La pellicola di Gianfranco Rosi è una lunga intervista a un killer messicano di Ciudad Juarez affiliato al cartello della droga. Ha ucciso più di 500 persone e sulla sua testa pende una taglia da 250mila dollari
Arruolato dai narcos giovanissimo, diventa comandante della polizia statale di Chihuahua dove riceve l’addestramento necessario per la sua professione di assassino a pagamento, dimostrando i legami fra la criminalità e alcuni settori dello Stato.
Oggi, il sicario, dopo un’“illuminazione religiosa”che dopo varie vicissitudini lo convince a cambiare vita, cerca la sua redenzione, libero e impunito. Il tutto è sottolineato dalla maniacale grafomania del protagonista che riversa su un quaderno i concetti chiave del suo racconto.

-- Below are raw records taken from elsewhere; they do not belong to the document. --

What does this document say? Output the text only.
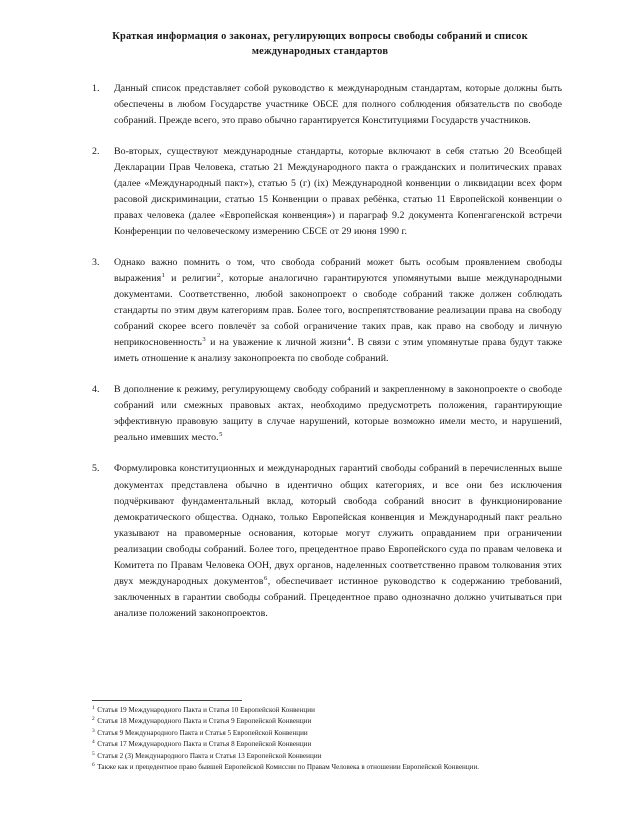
Краткая информация о законах, регулирующих вопросы свободы собраний и список международных стандартов
1.	Данный список представляет собой руководство к международным стандартам, которые должны быть обеспечены в любом Государстве участнике ОБСЕ для полного соблюдения обязательств по свободе собраний. Прежде всего, это право обычно гарантируется Конституциями Государств участников.
2.	Во-вторых, существуют международные стандарты, которые включают в себя статью 20 Всеобщей Декларации Прав Человека, статью 21 Международного пакта о гражданских и политических правах (далее «Международный пакт»), статью 5 (г) (ix) Международной конвенции о ликвидации всех форм расовой дискриминации, статью 15 Конвенции о правах ребёнка, статью 11 Европейской конвенции о правах человека (далее «Европейская конвенция») и параграф 9.2 документа Копенгагенской встречи Конференции по человеческому измерению СБСЕ от 29 июня 1990 г.
3.	Однако важно помнить о том, что свобода собраний может быть особым проявлением свободы выражения$^1$ и религии$^2$, которые аналогично гарантируются упомянутыми выше международными документами. Соответственно, любой законопроект о свободе собраний также должен соблюдать стандарты по этим двум категориям прав. Более того, воспрепятствование реализации права на свободу собраний скорее всего повлечёт за собой ограничение таких прав, как право на свободу и личную неприкосновенность$^3$ и на уважение к личной жизни$^4$. В связи с этим упомянутые права будут также иметь отношение к анализу законопроекта по свободе собраний.
4.	В дополнение к режиму, регулирующему свободу собраний и закрепленному в законопроекте о свободе собраний или смежных правовых актах, необходимо предусмотреть положения, гарантирующие эффективную правовую защиту в случае нарушений, которые возможно имели место, и нарушений, реально имевших место.$^5$
5.	Формулировка конституционных и международных гарантий свободы собраний в перечисленных выше документах представлена обычно в идентично общих категориях, и все они без исключения подчёркивают фундаментальный вклад, который свобода собраний вносит в функционирование демократического общества. Однако, только Европейская конвенция и Международный пакт реально указывают на правомерные основания, которые могут служить оправданием при ограничении реализации свободы собраний. Более того, прецедентное право Европейского суда по правам человека и Комитета по Правам Человека ООН, двух органов, наделенных соответственно правом толкования этих двух международных документов$^6$, обеспечивает истинное руководство к содержанию требований, заключенных в гарантии свободы собраний. Прецедентное право однозначно должно учитываться при анализе положений законопроектов.

$^1$ Статья 19 Международного Пакта и Статья 10 Европейской Конвенции

$^2$ Статья 18 Международного Пакта и Статья 9 Европейской Конвенции

$^3$ Статья 9 Международного Пакта и Статья 5 Европейской Конвенции

$^4$ Статья 17 Международного Пакта и Статья 8 Европейской Конвенции

$^5$ Статья 2 (3) Международного Пакта и Статья 13 Европейской Конвенции

$^6$ Также как и прецедентное право бывшей Европейской Комиссии по Правам Человека в отношении Европейской Конвенции.
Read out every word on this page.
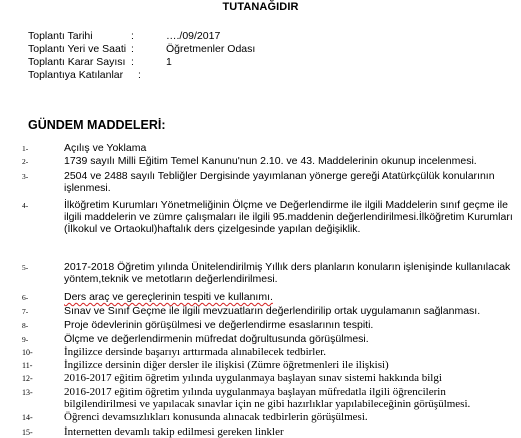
TUTANAĞIDIR
Toplantı Tarihi	:	…./09/2017
Toplantı Yeri ve Saati :	Öğretmenler Odası
Toplantı Karar Sayısı :	1
Toplantıya Katılanlar :
GÜNDEM MADDELERİ:
1-	Açılış ve Yoklama
2-	1739 sayılı Milli Eğitim Temel Kanunu'nun 2.10. ve 43. Maddelerinin okunup incelenmesi.
3-	2504 ve 2488 sayılı Tebliğler Dergisinde yayımlanan yönerge gereği Atatürkçülük konularının işlenmesi.
4-	İlköğretim Kurumları Yönetmeliğinin Ölçme ve Değerlendirme ile ilgili Maddelerin sınıf geçme ile ilgili maddelerin ve zümre çalışmaları ile ilgili 95.maddenin değerlendirilmesi.İlköğretim Kurumları (İlkokul ve Ortaokul)haftalık ders çizelgesinde yapılan değişiklik.
5-	2017-2018 Öğretim yılında Ünitelendirilmiş Yıllık ders planların konuların işlenişinde kullanılacak yöntem,teknik ve metotların değerlendirilmesi.
6-	Ders araç ve gereçlerinin tespiti ve kullanımı.
7-	Sınav ve Sınıf Geçme ile ilgili mevzuatların değerlendirilip ortak uygulamanın sağlanması.
8-	Proje ödevlerinin görüşülmesi ve değerlendirme esaslarının tespiti.
9-	Ölçme ve değerlendirmenin müfredat doğrultusunda görüşülmesi.
10-	İngilizce dersinde başarıyı arttırmada alınabilecek tedbirler.
11-	İngilizce dersinin diğer dersler ile ilişkisi (Zümre öğretmenleri ile ilişkisi)
12-	2016-2017 eğitim öğretim yılında uygulanmaya başlayan sınav sistemi hakkında bilgi
13-	2016-2017 eğitim öğretim yılında uygulanmaya başlayan müfredatla ilgili öğrencilerin bilgilendirilmesi ve yapılacak sınavlar için ne gibi hazırlıklar yapılabileceğinin görüşülmesi.
14-	Öğrenci devamsızlıkları konusunda alınacak tedbirlerin görüşülmesi.
15-	İnternetten devamlı takip edilmesi gereken linkler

Rosi è in contatto con Charles Bowden, giornalista freelance che da oltre 20 anni si occupa di criminalità al confine tra Messico e States. Nel 2009 per Harper’s Magazine il cronista scrive un articolo sugli avvenimenti di violenza a Ciudad Juarez, la città più violenta del mondo (5316 morti da gennaio 2009 a febbraio 2011) e, in particolare, intervista un assassino su cui pende una taglia da 250.000 dollari. Il regista rimane scosso dal pezzo e chiede a Bowden di incontrare il killer. L’uomo si trova in gravi condizioni economiche e per realizzare la video-intervista chiede di essere pagato. “Ci ha detto – racconta Rosi – ‘Io di solito guadagno 4000 dollari per uccidere (to shoot) un individuo, vi chiedo 4000 dollari perché voi mi filmiate (to shoot me!)’”.
Il film-maker si presenta il giorno dell’appuntamento con il denaro in una valigetta prestatigli dal suo montatore Jacopo Quadri. Cosi nasce “El sicario, Room 164”. Anche la location scelta per le riprese è importante: si tratta della stessa stanza d’albergo in cui il criminale ha eseguito diversi sequestri, molti dei quali conclusi con un omicidio.
Il regista è animato dalla volontà di indagare la natura umana, ma anche di restituircela nella sua veridicità astenendosi dal giudizio e lo fa con pochi elementi. Egli stesso dichiara che il suo è stato un lavoro di sottrazione: doveva essere un documentario su 4 storie messicane, “ma alla fine la potenza del racconto di quest’uomo a volto coperto ha offuscato tutte le altre”.
Lo spettatore riesce solo a immaginare ciò che viene raccontato. Nel film il protagonista (per giunta con un cappuccio che gli nasconde il viso) parla di strategie criminali, sequestri e omicidi illustrando il tutto con disegni e parole chiave sul suo quaderno. E’ il trionfo del non visto: un racconto in cui non si vede chi e nemmeno di cosa parla. Ciò nonostante si riesce a immaginare tutto. Bastano le parole per descrivere l’orrore: “Sotto un gigantesco recipiente con l’acqua bollente, li (le vittime, ndr) calavamo a poco a poco con una corda e, quando perdevano i sensi, li tiravamo su. Gli arti che si erano cotti li tagliavamo via”.
E allora ci si chiede che cosa sia vero e quanto del racconto dell’assassino, dalle doti oratorie incredibili, sia il frutto dell’esaltazione del suo ego. Ma Rosi fa un patto con lo spettatore, propone una storia come autentica e chiede al pubblico in sala di credergli.